Без карты было трудно определить, куда ведет тот или другой канал. Откуда в конечном итоге течет вода, что подается в соседний дом – с дороги Пемба или с улицы Занзиба! Как ребенок, не имеющий понятия о том, что где-то есть четкий план, согласно которому строилась вся система (а скорее оберегающий свои чудеса от прагматизма взрослых), Йалин и ее друзья связали себя клятвой положить конец загадке водных путей. Добиться этого они вознамерились, бесстрашно забираясь на парапеты самых высоких, центральных, акведуков и пуская оттуда бумажные кораблики с метками. Потом они мчались, забегая далеко вперед по течению акведука, чтобы поймать их. Уже тогда, пуская бумажные кораблики, Йалин определила свое будущее женщины реки.

Однажды ее брат Капси попытался испортить это чудесное развлечение: он начертил чернилами диаграмму системы и преподнес им настоящий план, как он заявил, полученный путем наблюдений и умозаключений.

Йалин и ее друзья схватили план. В яростном раздражении, что Капси оказался слеп к неписаным правилам их игры, их волшебной гонки за корабликами, они разорвали план и сплавили обрывки по течению.

Но волшебство исчезло. Сорванцы не лазили больше на парапеты: Кроме того, имели место два случая снятия их оттуда рабочими водной гильдии с последующим прочтением нарушителям назидательных речей. Капси, со своей стороны, замкнулся и отдалился от них после этого. Он сконцентрировал свое внимание на дальнем береге, который был тогда под запретом…

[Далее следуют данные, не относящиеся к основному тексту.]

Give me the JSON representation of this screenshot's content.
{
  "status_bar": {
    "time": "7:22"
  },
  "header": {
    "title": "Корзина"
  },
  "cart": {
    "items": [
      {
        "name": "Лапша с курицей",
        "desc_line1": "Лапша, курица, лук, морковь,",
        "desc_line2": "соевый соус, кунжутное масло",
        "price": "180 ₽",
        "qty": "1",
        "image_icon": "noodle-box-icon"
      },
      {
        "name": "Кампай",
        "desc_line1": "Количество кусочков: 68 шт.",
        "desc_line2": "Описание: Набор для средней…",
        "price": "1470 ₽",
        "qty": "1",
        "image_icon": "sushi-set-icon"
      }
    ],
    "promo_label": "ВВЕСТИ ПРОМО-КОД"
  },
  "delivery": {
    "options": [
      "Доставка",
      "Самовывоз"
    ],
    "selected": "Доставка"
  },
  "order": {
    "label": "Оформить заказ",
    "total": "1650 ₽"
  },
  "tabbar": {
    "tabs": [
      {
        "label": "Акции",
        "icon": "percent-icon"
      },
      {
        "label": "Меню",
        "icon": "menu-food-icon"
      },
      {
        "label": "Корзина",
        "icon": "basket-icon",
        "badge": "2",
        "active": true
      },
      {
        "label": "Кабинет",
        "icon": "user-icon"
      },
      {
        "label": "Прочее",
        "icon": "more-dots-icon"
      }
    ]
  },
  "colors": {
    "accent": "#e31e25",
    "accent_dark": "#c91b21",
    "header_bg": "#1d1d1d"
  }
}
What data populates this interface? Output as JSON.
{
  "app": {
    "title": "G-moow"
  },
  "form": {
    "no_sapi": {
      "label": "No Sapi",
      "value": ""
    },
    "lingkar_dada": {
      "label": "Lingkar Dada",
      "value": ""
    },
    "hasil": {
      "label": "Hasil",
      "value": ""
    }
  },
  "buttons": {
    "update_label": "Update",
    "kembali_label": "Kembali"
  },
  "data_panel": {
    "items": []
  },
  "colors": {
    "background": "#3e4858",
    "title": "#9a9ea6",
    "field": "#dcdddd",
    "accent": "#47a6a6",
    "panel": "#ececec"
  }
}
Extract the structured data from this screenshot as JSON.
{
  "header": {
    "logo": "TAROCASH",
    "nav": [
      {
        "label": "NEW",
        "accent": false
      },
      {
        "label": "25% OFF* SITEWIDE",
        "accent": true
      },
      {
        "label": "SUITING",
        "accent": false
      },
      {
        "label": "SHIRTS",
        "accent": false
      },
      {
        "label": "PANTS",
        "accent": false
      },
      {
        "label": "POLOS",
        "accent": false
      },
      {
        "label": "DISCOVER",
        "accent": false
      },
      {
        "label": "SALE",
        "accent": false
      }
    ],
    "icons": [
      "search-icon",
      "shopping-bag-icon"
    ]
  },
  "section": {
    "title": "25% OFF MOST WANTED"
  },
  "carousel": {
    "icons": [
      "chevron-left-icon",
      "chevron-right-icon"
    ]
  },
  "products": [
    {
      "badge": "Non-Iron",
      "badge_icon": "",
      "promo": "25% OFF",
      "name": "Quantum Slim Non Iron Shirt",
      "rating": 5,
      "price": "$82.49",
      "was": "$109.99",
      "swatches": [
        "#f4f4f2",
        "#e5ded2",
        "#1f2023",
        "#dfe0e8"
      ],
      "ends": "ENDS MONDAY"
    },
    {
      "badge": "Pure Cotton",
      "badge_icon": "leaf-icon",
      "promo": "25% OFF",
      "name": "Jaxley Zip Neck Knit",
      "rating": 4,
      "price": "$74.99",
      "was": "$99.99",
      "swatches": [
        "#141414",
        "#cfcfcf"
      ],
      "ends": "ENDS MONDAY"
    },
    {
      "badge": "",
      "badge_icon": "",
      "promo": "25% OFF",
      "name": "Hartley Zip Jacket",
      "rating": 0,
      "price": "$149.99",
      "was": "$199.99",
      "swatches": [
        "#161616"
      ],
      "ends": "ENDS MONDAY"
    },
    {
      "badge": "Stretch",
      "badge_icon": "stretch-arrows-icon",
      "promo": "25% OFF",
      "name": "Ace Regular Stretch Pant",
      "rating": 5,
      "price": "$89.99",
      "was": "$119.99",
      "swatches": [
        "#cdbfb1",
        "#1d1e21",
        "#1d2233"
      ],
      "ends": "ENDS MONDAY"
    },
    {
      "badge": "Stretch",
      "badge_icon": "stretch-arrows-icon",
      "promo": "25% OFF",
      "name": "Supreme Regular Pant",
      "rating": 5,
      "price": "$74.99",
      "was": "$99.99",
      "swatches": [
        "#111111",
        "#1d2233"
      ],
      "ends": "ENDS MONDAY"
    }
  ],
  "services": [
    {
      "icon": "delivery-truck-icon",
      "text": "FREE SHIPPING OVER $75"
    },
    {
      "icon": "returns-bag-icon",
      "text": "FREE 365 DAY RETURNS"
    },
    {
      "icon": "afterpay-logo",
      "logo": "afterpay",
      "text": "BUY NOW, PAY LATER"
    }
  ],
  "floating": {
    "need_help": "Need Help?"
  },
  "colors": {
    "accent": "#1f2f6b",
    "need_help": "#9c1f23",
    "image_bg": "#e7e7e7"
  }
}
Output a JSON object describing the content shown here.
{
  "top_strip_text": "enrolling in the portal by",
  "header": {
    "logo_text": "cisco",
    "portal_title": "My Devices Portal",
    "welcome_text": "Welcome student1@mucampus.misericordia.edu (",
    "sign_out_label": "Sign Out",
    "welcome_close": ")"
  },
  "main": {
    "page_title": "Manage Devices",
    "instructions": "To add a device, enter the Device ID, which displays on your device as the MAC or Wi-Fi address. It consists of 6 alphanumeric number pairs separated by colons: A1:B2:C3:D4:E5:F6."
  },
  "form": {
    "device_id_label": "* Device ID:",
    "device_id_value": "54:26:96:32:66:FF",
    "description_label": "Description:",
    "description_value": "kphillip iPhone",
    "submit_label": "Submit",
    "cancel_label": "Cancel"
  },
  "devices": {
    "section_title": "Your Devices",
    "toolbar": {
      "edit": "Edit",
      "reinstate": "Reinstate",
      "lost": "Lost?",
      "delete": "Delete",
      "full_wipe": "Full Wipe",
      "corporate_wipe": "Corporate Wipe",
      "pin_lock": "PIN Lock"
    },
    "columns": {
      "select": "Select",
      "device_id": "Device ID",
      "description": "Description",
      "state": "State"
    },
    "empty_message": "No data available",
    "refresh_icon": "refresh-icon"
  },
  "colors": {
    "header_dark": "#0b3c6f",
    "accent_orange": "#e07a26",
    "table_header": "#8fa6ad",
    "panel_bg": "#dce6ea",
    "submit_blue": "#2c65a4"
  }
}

Так, пока она шла по улице, насвистывая один и тот же мотивчик, ее мысли все возвращались и возвращались в прошлое. Теперь мотивчик внезапно вернул ее к действительности.

Розы действительно цвели. Они вились по стенам садов и переползали на улицу. Вот «Зеферин Друен» – роза без шипов, с карминово-красными цветами и сладким тягучим ароматом, что ощущался издалека. А это «Фелиция Перелету» раскрыла кремовые в алую крапинку бутоны. Впереди, нависая над плоскими крышами домов, маячила серая сфера: «первая ступень» воздушного шара! Когда Йалин была здесь в последний раз, только начиналось строительство каркаса из бамбуковой щепы. Она ускорила шаг и вскоре ступила на строительную площадку, откуда в ближайшие дни поднимется в небо воздушный шар.

Сразу же она встретила взгляды Тэма и Хассо, которые вместе трудились над корзиной. Когда она уплывала из Пекавара, никакой корзины не было и в помине.

Здесь работали и другие – она узнала Наблюдателя Торка и Фага из Гинимоя, – но смотрела она только на Хассо и Тэма.

На Тэма даже больше. Тэм.

Да, она любила его. Теперь она это знала. Она столько раз внушала себе эту любовь за время пути из Гинимоя. Тогда она обнаружила, что можно действительно научиться верить в любовь, надо только сконцентрироваться на ней; вновь и вновь вызывая в сознании образ своей любви – будто многократно повторяя музыкальный фрагмент, оттачивая мастерство до тех пор, пока его исполнение не станет таким же легким, как твое дыхание. О да, любовь – это высокое искусство, оно сродни серьезной музыке. Это искусство совершенно иное, чем искусность в любовных утехах, что были простой мелодией плоти. Только мелодией. Любовь была (могла быть, должна быть) симфонией, хоралом сердца.

И теперь могла разыграться настоящая музыкальная драма этой любви, хотя Хассо, второй ее бывший партнер по части исполнения любовных мелодий, конечно, должен остаться добрым другом.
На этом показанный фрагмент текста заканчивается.